The city of Woodstock was enduring a recession during the late 1970s and this tornado strained the already reduced municipal budget. Assistance manifested itself in a variety of ways during the following weeks and months. People made homeless found short-term residence with neighbours whose homes were less damaged. Ambulances from all over the region (Kitchener, Tillsonburg, London, St. Thomas, and Simcoe) converged on the towns and farms hit hardest by the tornadoes. Local Mennonites also played a significant role in the rebuilding process, with hundreds working tirelessly each day to repair the farming communities of Oxford Centre, New Durham, and Vanessa.

The local government and those of surrounding counties sent thousands of dollars in relief. The city of Toronto donated $50,000 with Brant County sending $25,000 and the town of Stratford giving $10,000 (Toll, 1980). Businesses also set up food and clothing drives for those who lost their homes.

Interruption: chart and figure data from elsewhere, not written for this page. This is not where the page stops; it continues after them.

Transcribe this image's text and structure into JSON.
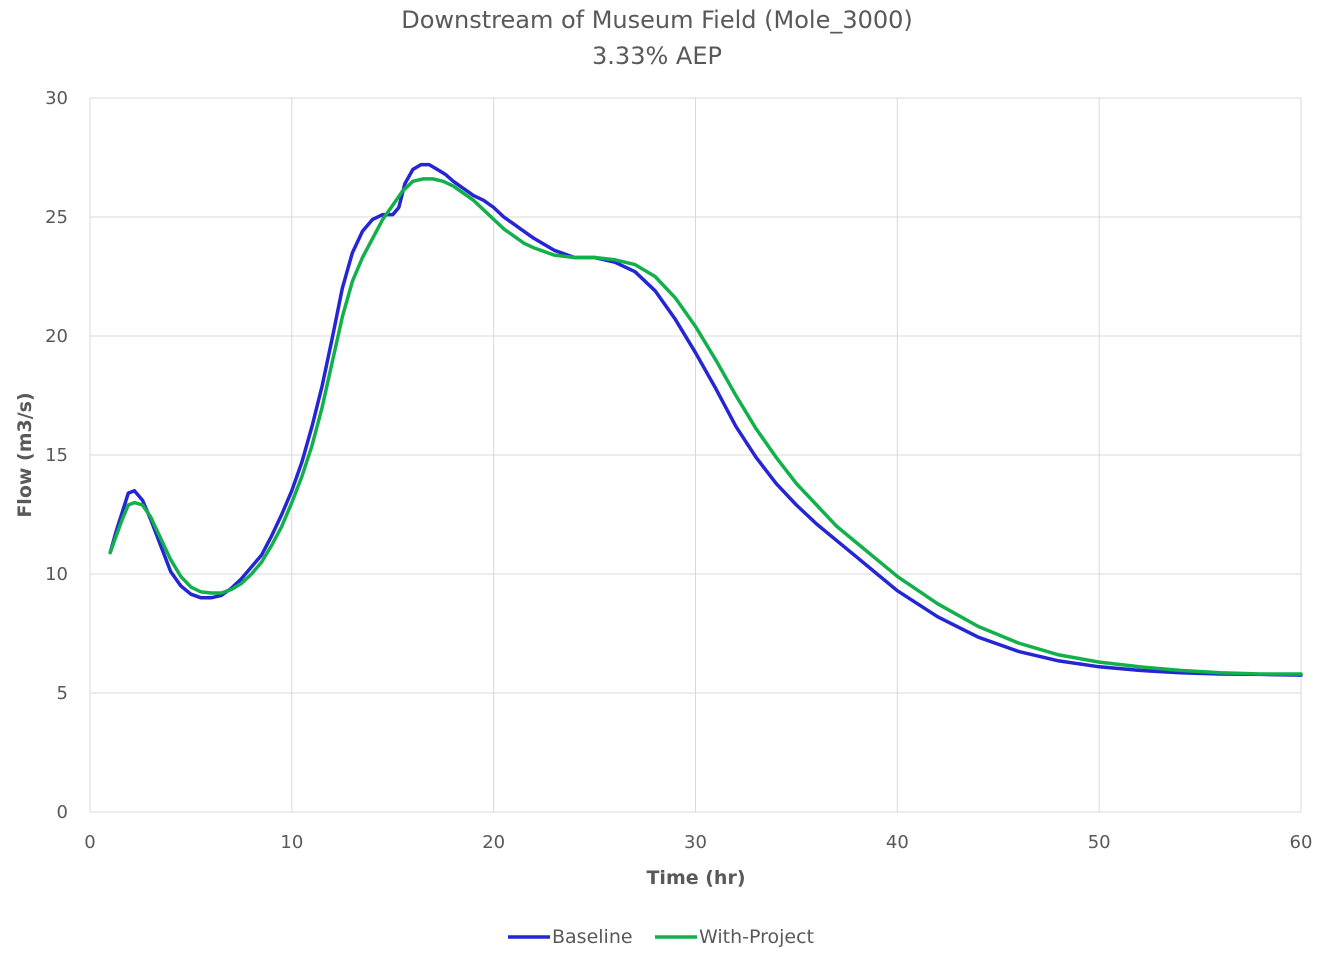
{
  "chart_data": {
    "type": "line",
    "title": "Downstream of Museum Field (Mole_3000)",
    "subtitle": "3.33% AEP",
    "xlabel": "Time (hr)",
    "ylabel": "Flow (m3/s)",
    "xlim": [
      0,
      60
    ],
    "ylim": [
      0,
      30
    ],
    "x_ticks": [
      0,
      10,
      20,
      30,
      40,
      50,
      60
    ],
    "y_ticks": [
      0,
      5,
      10,
      15,
      20,
      25,
      30
    ],
    "grid": true,
    "legend_position": "bottom-center",
    "series": [
      {
        "name": "Baseline",
        "color": "#2525d6",
        "x": [
          1,
          1.3,
          1.6,
          1.9,
          2.2,
          2.6,
          3,
          3.5,
          4,
          4.5,
          5,
          5.5,
          6,
          6.5,
          7,
          7.5,
          8,
          8.5,
          9,
          9.5,
          10,
          10.5,
          11,
          11.5,
          12,
          12.5,
          13,
          13.5,
          14,
          14.5,
          15,
          15.3,
          15.6,
          16,
          16.4,
          16.8,
          17.2,
          17.6,
          18,
          18.5,
          19,
          19.5,
          20,
          20.5,
          21,
          21.5,
          22,
          23,
          24,
          25,
          26,
          27,
          28,
          29,
          30,
          31,
          32,
          33,
          34,
          35,
          36,
          37,
          38,
          39,
          40,
          42,
          44,
          46,
          48,
          50,
          52,
          54,
          56,
          58,
          60
        ],
        "y": [
          10.9,
          11.8,
          12.6,
          13.4,
          13.5,
          13.1,
          12.3,
          11.2,
          10.1,
          9.5,
          9.15,
          9.0,
          9.0,
          9.1,
          9.4,
          9.8,
          10.3,
          10.8,
          11.6,
          12.5,
          13.5,
          14.7,
          16.2,
          17.9,
          19.9,
          22.0,
          23.5,
          24.4,
          24.9,
          25.1,
          25.1,
          25.4,
          26.4,
          27.0,
          27.2,
          27.2,
          27.0,
          26.8,
          26.5,
          26.2,
          25.9,
          25.7,
          25.4,
          25.0,
          24.7,
          24.4,
          24.1,
          23.6,
          23.3,
          23.3,
          23.1,
          22.7,
          21.9,
          20.7,
          19.3,
          17.8,
          16.2,
          14.9,
          13.8,
          12.9,
          12.1,
          11.4,
          10.7,
          10.0,
          9.3,
          8.2,
          7.35,
          6.75,
          6.35,
          6.1,
          5.95,
          5.85,
          5.8,
          5.78,
          5.75
        ]
      },
      {
        "name": "With-Project",
        "color": "#11b04b",
        "x": [
          1,
          1.3,
          1.6,
          1.9,
          2.2,
          2.6,
          3,
          3.5,
          4,
          4.5,
          5,
          5.5,
          6,
          6.5,
          7,
          7.5,
          8,
          8.5,
          9,
          9.5,
          10,
          10.5,
          11,
          11.5,
          12,
          12.5,
          13,
          13.5,
          14,
          14.5,
          15,
          15.5,
          16,
          16.5,
          17,
          17.5,
          18,
          18.5,
          19,
          19.5,
          20,
          20.5,
          21,
          21.5,
          22,
          23,
          24,
          25,
          26,
          27,
          28,
          29,
          30,
          31,
          32,
          33,
          34,
          35,
          36,
          37,
          38,
          39,
          40,
          42,
          44,
          46,
          48,
          50,
          52,
          54,
          56,
          58,
          60
        ],
        "y": [
          10.9,
          11.6,
          12.3,
          12.9,
          13.0,
          12.9,
          12.4,
          11.5,
          10.6,
          9.9,
          9.45,
          9.25,
          9.2,
          9.2,
          9.35,
          9.6,
          10.0,
          10.5,
          11.2,
          12.0,
          13.0,
          14.1,
          15.4,
          17.0,
          18.9,
          20.8,
          22.3,
          23.3,
          24.1,
          24.9,
          25.5,
          26.1,
          26.5,
          26.6,
          26.6,
          26.5,
          26.3,
          26.0,
          25.7,
          25.3,
          24.9,
          24.5,
          24.2,
          23.9,
          23.7,
          23.4,
          23.3,
          23.3,
          23.2,
          23.0,
          22.5,
          21.6,
          20.4,
          19.0,
          17.5,
          16.1,
          14.9,
          13.8,
          12.9,
          12.0,
          11.3,
          10.6,
          9.9,
          8.75,
          7.8,
          7.1,
          6.6,
          6.3,
          6.1,
          5.95,
          5.85,
          5.8,
          5.8
        ]
      }
    ]
  }
}
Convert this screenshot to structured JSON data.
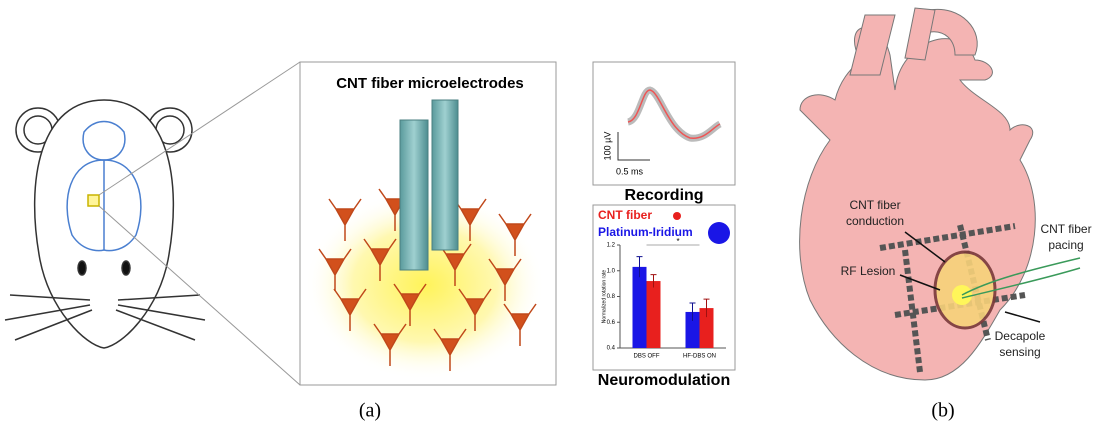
{
  "panel_a": {
    "title": "CNT fiber microelectrodes",
    "recording": {
      "label": "Recording",
      "y_scale": "100 µV",
      "x_scale": "0.5 ms"
    },
    "neuromodulation_label": "Neuromodulation",
    "caption": "(a)"
  },
  "chart_data": {
    "type": "bar",
    "y_label": "Normalized rotation rate",
    "categories": [
      "DBS OFF",
      "HF-DBS ON"
    ],
    "series": [
      {
        "name": "Platinum-Iridium",
        "color": "#1a16e6",
        "values": [
          1.03,
          0.68
        ],
        "errors": [
          0.08,
          0.07
        ]
      },
      {
        "name": "CNT fiber",
        "color": "#e8201e",
        "values": [
          0.92,
          0.71
        ],
        "errors": [
          0.05,
          0.07
        ]
      }
    ],
    "annotation": "*",
    "ylim": [
      0.4,
      1.2
    ],
    "yticks": [
      0.4,
      0.6,
      0.8,
      {
        "value": 1,
        "label": "1.0"
      },
      1.2
    ]
  },
  "panel_b": {
    "conduction": [
      "CNT fiber",
      "conduction"
    ],
    "lesion": "RF Lesion",
    "pacing": [
      "CNT fiber",
      "pacing"
    ],
    "sensing": [
      "Decapole",
      "sensing"
    ],
    "caption": "(b)"
  }
}
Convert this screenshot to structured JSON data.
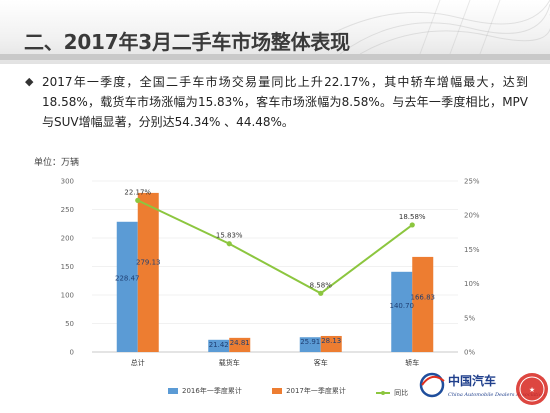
{
  "header": {
    "title": "二、2017年3月二手车市场整体表现"
  },
  "bullet": {
    "symbol": "◆",
    "text": "2017年一季度，全国二手车市场交易量同比上升22.17%，其中轿车增幅最大，达到18.58%，载货车市场涨幅为15.83%，客车市场涨幅为8.58%。与去年一季度相比，MPV与SUV增幅显著，分别达54.34% 、44.48%。"
  },
  "chart_data": {
    "type": "bar",
    "unit_label": "单位：万辆",
    "categories": [
      "总计",
      "载货车",
      "客车",
      "轿车"
    ],
    "series": [
      {
        "name": "2016年一季度累计",
        "type": "bar",
        "color": "#5b9bd5",
        "values": [
          228.47,
          21.42,
          25.91,
          140.7
        ]
      },
      {
        "name": "2017年一季度累计",
        "type": "bar",
        "color": "#ed7d31",
        "values": [
          279.13,
          24.81,
          28.13,
          166.83
        ]
      },
      {
        "name": "同比",
        "type": "line",
        "axis": "right",
        "color": "#8cc63f",
        "values": [
          22.17,
          15.83,
          8.58,
          18.58
        ],
        "labels": [
          "22.17%",
          "15.83%",
          "8.58%",
          "18.58%"
        ]
      }
    ],
    "ylim": [
      0,
      300
    ],
    "yticks": [
      0,
      50,
      100,
      150,
      200,
      250,
      300
    ],
    "y2lim": [
      0,
      25
    ],
    "y2ticks": [
      "0%",
      "5%",
      "10%",
      "15%",
      "20%",
      "25%"
    ],
    "legend_position": "bottom"
  },
  "logo": {
    "name": "中国汽车",
    "tagline": "China Automobile Dealers Association"
  }
}
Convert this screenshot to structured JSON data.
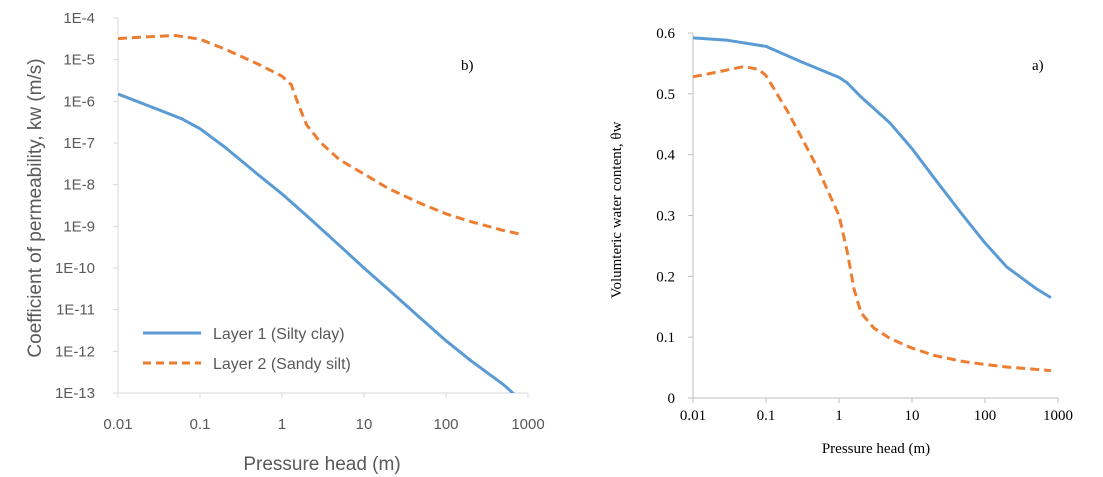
{
  "chart_data": [
    {
      "type": "line",
      "panel_label": "b)",
      "title": "",
      "xlabel": "Pressure head (m)",
      "ylabel": "Coefficient of permeability, kw (m/s)",
      "x_scale": "log",
      "y_scale": "log",
      "xlim": [
        0.01,
        1000
      ],
      "ylim": [
        1e-13,
        0.0001
      ],
      "x_ticks": [
        "0.01",
        "0.1",
        "1",
        "10",
        "100",
        "1000"
      ],
      "y_ticks": [
        "1E-13",
        "1E-12",
        "1E-11",
        "1E-10",
        "1E-9",
        "1E-8",
        "1E-7",
        "1E-6",
        "1E-5",
        "1E-4"
      ],
      "grid": false,
      "legend_position": "bottom-left",
      "series": [
        {
          "name": "Layer 1 (Silty clay)",
          "color": "#5b9bd5",
          "dash": "solid",
          "x": [
            0.01,
            0.03,
            0.06,
            0.1,
            0.2,
            0.5,
            1,
            2,
            5,
            10,
            20,
            50,
            100,
            200,
            500,
            800
          ],
          "y": [
            1.5e-06,
            6.5e-07,
            3.8e-07,
            2.2e-07,
            8e-08,
            1.8e-08,
            6e-09,
            1.8e-09,
            3.5e-10,
            1e-10,
            3e-11,
            6e-12,
            1.8e-12,
            6e-13,
            1.6e-13,
            7e-14
          ]
        },
        {
          "name": "Layer 2 (Sandy silt)",
          "color": "#ed7d31",
          "dash": "dashed",
          "x": [
            0.01,
            0.02,
            0.05,
            0.1,
            0.2,
            0.5,
            1,
            1.3,
            1.6,
            2,
            3,
            5,
            10,
            20,
            50,
            100,
            200,
            500,
            800
          ],
          "y": [
            3.2e-05,
            3.5e-05,
            3.8e-05,
            3.1e-05,
            1.8e-05,
            8e-06,
            4e-06,
            2.5e-06,
            8e-07,
            2.7e-07,
            1e-07,
            4e-08,
            1.8e-08,
            8e-09,
            3.5e-09,
            2e-09,
            1.3e-09,
            8e-10,
            6.5e-10
          ]
        }
      ]
    },
    {
      "type": "line",
      "panel_label": "a)",
      "title": "",
      "xlabel": "Pressure head (m)",
      "ylabel": "Volumteric water content, θw",
      "x_scale": "log",
      "y_scale": "linear",
      "xlim": [
        0.01,
        1000
      ],
      "ylim": [
        0,
        0.6
      ],
      "x_ticks": [
        "0.01",
        "0.1",
        "1",
        "10",
        "100",
        "1000"
      ],
      "y_ticks": [
        "0",
        "0.1",
        "0.2",
        "0.3",
        "0.4",
        "0.5",
        "0.6"
      ],
      "grid": false,
      "legend_position": "none",
      "series": [
        {
          "color": "#5b9bd5",
          "dash": "solid",
          "x": [
            0.01,
            0.03,
            0.1,
            0.3,
            1,
            1.3,
            2,
            5,
            10,
            20,
            50,
            100,
            200,
            500,
            800
          ],
          "y": [
            0.592,
            0.588,
            0.578,
            0.553,
            0.527,
            0.518,
            0.495,
            0.452,
            0.41,
            0.362,
            0.3,
            0.255,
            0.215,
            0.18,
            0.165
          ]
        },
        {
          "color": "#ed7d31",
          "dash": "dashed",
          "x": [
            0.01,
            0.02,
            0.05,
            0.08,
            0.1,
            0.2,
            0.5,
            1,
            1.3,
            1.6,
            2,
            3,
            5,
            10,
            20,
            50,
            100,
            200,
            500,
            800
          ],
          "y": [
            0.528,
            0.535,
            0.545,
            0.54,
            0.53,
            0.47,
            0.38,
            0.3,
            0.24,
            0.18,
            0.14,
            0.115,
            0.098,
            0.082,
            0.07,
            0.06,
            0.055,
            0.051,
            0.047,
            0.045
          ]
        }
      ]
    }
  ]
}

Local radio stations set up a 10-hour radio segment called Operation Rebuild which raised almost half a million dollars, a relatively large amount of money for the time. The London Free Press distributed a booklet immortalizing the disaster, aptly titled Tornado. Over 50,000 copies were sold for $2.00 each. The Government of Ontario also granted $9 million in relief funds by the end of the year (Toll, 1980).

== Comparison to other Ontario tornadoes ==
The Stratford and Woodstock tornadoes were both rated on the Fujita scale as F4 tornadoes, the second-highest rating. Up until that time, an F4 tornado had not been recorded in southern Ontario since the May 1953 Sarnia Tornado. Following these 1979 tornadoes, there was another violent tornado outbreak in the Barrie and Grand Valley six years later. As of 2015 there hasn't been an F4 or higher storm that has struck southern Ontario. Comparing the 1953, 1979, and 1985 tornadoes, the Woodstock event was at least as damaging as the Sarnia one. In both instances, photographs display typical F4 damage to frame homes and farm outbuildings, where only piles of rubble remained.

While it is unlikely that the 1979 storm was as powerful as the 1946 Windsor–Tecumseh tornado (where it has been speculated that F5 damage took place), the most glaring difference was that of path width. Whereas the damage paths of the 1946, 1953, and 1985 tornadoes remained under one kilometre, the Woodstock one was more massive in size. In some cases its width approached one mile, likely making it one of the largest tornadoes documented in Canada alongside the July 1987 Edmonton tornado. Environment Canada places the 1979 Woodstock tornado as the eleventh worst in the country's history.